Myles Garrett, you just can’t hit someone in the head with a helmet. 

I have mixed feelings about fighting in the NFL. Obviously fighting is bad — people get hurt enough playing football without including fisticuffs. It’s a penalty and a fine if you start or participate in a fistfight during an NFL game. It hurts the team when a player fights, in the form of possible penalty yards and missed games due to suspension. It also hurts the player, in the form of a bad reputation that can lower their value, and fines that cost real money. The players have too much at stake to be endangering their team’s season and their own career to settle a score.

But I understand why they do it. Football is an aggressive sport, and to play it well, you have to learn how to direct your aggression into your play. But to play that way, one also needs to develop and maintain those aggressive instincts, and restraining them within the often unclear rules of the game is easier said than done. 

Adding to the difficulty is that players are often loaded up with painkillers and frequently suffer from trauma-induced mental issues, which can affect their decision-making processes and judgement.

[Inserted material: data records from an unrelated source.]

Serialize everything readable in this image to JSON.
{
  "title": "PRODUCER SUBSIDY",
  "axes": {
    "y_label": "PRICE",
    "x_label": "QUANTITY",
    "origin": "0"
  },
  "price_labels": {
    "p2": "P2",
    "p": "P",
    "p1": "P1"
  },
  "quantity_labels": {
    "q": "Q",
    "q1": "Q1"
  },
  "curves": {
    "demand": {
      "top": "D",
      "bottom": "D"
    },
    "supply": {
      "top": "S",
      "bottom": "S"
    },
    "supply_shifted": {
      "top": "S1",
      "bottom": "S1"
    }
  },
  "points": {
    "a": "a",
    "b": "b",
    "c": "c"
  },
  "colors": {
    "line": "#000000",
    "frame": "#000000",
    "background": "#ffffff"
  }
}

Not only do they have impaired judgement, players will say rude, often horrific things to each other on the field to distract their opponents and gain a competitive edge. 

With all this in mind, I understand why Garrett tried to fight Mason Rudolph on Thursday night. Rudolph started it, trying to take off Garrett’s helmet, and a divisional game with serious implications for the postseason can easily get chippy, especially at the end. 

But you can’t hit someone in the head with a helmet. Beyond the irony of using a head protector as a weapon, it is incredibly dangerous to bludgeon someone, especially if you’re the size of an NFL defensive end. Garrett could have seriously injured Rudolph, who had already been concussed only a couple weeks previously. The fact that criminal charges were discussed should show the severity of the act. 

As much as I think it’s stupid that NFL players fight, I understand that it happens and as a Saints fan, I hate Roger Goodell and the NFL’s punitive system as much as anyone. But the six-plus game suspension that Garrett received is certainly a reasonable response to an incredibly dangerous attack.